The research also suggests that being too authoritarian with children could be as ineffectual as being too casual.
Warm and affectionate
Researchers found that the best approach was for parents to be warm and affectionate until the age of 10 and then combine this with more discipline. Then at ages 15 to 16 there should be more supervision.
It found high levels of parental attachment when children were aged under five significantly reduced the chances of them drinking excessively later in life.
It studied data gained from questioning of parents on two broad areas - warmth and discipline.
When their children were young, parents were asked about how much time they spent with them and whether they ate meals together, among other questions.
Regarding discipline, they were asked whether they knew where their teenage children were in the evenings, how often household rules were broken, and other questions.
When the children reached adulthood, they were asked about alcohol consumption.
Report author Jamie Bartlett said that parenting which combined high levels of both warmth and discipline "results in the child overall in their lives achieving lots of positive things - well-being, responsibility, efficacy, and responsible alcohol consumption is one of them.
"This isn't just about alcohol, but it's one of those things that's affected by parenting styles."
Government action urged
Demos's study found bad parenting at 16 made children more than eight times more likely to drink excessively at that age and over twice as likely to binge drink when they were 34.

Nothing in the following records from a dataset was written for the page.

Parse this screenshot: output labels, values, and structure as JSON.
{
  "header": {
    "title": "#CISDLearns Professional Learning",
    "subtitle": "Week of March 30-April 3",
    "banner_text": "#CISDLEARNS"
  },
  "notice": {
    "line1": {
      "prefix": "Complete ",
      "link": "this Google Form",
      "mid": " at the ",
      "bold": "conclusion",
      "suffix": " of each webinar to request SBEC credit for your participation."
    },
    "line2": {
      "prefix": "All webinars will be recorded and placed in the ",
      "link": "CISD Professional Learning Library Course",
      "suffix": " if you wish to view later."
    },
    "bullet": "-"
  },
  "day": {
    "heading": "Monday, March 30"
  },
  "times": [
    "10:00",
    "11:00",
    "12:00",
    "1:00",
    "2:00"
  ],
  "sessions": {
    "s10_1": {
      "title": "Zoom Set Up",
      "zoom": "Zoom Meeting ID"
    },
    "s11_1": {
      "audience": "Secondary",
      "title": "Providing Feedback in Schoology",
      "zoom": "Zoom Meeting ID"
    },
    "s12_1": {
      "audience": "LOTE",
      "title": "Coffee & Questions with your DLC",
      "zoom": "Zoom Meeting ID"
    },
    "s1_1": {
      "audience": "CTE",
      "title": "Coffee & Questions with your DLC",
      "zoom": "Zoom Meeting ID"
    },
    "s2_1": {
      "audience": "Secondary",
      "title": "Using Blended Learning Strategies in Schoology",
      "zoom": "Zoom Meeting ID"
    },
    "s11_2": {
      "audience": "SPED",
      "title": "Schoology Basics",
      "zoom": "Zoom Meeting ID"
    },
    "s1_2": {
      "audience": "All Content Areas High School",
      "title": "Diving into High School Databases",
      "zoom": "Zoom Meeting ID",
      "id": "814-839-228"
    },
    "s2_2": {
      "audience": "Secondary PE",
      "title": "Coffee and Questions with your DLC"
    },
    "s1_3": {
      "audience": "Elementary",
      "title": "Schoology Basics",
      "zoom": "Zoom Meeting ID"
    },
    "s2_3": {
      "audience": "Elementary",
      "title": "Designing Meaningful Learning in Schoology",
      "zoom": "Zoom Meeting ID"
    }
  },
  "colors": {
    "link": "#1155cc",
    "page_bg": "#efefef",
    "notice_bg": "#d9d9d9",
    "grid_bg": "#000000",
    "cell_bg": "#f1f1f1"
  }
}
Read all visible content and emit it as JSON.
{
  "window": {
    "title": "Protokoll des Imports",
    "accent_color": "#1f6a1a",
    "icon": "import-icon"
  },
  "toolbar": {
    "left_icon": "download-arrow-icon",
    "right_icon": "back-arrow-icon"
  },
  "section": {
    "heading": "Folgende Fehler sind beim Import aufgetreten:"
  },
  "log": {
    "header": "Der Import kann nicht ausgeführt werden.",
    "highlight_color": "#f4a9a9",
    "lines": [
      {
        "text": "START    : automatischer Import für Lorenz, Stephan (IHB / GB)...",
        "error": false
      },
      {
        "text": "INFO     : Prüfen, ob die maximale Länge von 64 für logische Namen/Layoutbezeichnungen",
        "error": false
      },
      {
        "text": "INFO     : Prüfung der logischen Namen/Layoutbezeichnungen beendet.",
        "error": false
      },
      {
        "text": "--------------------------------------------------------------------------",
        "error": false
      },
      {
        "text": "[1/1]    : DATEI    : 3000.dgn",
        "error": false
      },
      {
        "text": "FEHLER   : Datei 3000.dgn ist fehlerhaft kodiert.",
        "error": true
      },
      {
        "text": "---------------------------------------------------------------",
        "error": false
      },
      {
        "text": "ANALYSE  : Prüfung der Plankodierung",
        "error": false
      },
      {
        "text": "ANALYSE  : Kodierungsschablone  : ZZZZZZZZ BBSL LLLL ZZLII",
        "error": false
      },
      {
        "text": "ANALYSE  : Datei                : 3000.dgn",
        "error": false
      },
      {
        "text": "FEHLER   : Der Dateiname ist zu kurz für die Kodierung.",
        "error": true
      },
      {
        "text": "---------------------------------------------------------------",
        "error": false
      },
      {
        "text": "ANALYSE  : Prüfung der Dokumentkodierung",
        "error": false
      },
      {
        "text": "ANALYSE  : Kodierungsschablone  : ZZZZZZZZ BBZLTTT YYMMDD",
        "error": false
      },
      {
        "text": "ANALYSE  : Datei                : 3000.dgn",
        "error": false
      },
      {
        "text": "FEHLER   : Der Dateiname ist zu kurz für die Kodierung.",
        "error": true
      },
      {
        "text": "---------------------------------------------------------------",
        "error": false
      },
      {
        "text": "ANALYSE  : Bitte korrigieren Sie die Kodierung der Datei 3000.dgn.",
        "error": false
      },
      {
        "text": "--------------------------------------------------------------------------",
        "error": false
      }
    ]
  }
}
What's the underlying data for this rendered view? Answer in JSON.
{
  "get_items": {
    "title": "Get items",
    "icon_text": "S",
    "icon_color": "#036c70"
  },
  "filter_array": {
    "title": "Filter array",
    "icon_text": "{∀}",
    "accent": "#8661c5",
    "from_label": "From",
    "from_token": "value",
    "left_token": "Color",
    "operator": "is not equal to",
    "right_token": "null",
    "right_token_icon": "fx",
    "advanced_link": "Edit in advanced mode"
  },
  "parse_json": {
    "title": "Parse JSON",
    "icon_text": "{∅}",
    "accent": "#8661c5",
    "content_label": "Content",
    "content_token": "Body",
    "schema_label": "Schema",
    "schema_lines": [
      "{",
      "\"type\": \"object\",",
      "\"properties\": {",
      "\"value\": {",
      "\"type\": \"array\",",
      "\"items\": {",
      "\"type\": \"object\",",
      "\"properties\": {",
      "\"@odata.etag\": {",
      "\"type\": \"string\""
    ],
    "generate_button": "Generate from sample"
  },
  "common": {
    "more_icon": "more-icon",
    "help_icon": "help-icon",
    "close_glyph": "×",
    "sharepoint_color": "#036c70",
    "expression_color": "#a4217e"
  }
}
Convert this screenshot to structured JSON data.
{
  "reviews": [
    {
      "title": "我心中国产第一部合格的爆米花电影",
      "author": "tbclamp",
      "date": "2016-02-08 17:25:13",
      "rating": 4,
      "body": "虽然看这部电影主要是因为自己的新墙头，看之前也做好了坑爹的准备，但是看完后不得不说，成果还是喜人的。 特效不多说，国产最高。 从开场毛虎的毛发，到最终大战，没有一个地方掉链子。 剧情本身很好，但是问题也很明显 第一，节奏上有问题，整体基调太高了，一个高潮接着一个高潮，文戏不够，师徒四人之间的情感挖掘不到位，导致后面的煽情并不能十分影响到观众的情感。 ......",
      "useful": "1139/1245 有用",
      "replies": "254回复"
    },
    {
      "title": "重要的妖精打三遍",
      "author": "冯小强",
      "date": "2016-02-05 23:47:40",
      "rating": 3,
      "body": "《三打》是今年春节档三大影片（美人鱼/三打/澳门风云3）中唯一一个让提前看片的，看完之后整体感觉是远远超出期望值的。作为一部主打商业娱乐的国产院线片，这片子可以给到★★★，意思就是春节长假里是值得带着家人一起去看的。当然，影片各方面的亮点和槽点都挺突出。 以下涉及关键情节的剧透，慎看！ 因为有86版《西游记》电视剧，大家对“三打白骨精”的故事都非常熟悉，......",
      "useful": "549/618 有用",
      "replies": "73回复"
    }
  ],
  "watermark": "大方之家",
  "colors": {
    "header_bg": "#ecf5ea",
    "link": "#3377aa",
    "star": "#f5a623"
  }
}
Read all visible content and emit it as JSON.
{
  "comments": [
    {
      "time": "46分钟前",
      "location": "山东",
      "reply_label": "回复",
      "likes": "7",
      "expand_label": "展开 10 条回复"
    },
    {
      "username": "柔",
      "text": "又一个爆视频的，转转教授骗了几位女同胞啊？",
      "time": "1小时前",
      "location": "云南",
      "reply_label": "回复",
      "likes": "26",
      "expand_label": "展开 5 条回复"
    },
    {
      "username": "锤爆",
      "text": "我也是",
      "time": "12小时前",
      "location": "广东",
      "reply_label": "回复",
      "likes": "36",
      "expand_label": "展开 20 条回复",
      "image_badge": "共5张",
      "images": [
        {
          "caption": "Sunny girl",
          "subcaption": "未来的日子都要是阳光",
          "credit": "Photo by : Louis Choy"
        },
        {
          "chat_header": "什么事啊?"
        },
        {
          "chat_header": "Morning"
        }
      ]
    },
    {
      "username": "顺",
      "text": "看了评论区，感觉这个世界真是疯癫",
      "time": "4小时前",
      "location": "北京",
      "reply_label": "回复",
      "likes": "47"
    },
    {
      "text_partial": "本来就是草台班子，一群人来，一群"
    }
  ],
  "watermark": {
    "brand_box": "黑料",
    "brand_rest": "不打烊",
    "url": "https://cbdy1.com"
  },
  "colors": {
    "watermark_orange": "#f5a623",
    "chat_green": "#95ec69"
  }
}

Its report says parents should discuss alcohol with their children and set firm boundaries on drinking, avoid being drunk around them and actively ensure they develop sensible expectations of consumption.
It says ensuring teenagers do not have easy access to alcohol at home and monitoring drinking in the home environment is another important element of a tough love approach.
The think tank recommends that parents take a lead role in dealing with "an entrenched binge drinking culture" in Britain with government support.
The government should enforce under-age drinking laws - in partnership with local authorities and retailers - so that alcohol boundaries are clear, it says.
Investment should also be made in alcohol-related school programmes involving parents, the report says.
Activities for at-risk children are also important during school holidays when there can be more opportunities to engage in binge drinking, Demos says.
Mr Bartlett said the impact of parenting on children's future drinking "cannot be ignored".
"This is good for parents: those difficult moments of enforcing tough rules really do make a difference, even if it doesn't always feel like that at the time."
Data used in Demos's study came from the 1970 British Cohort Study.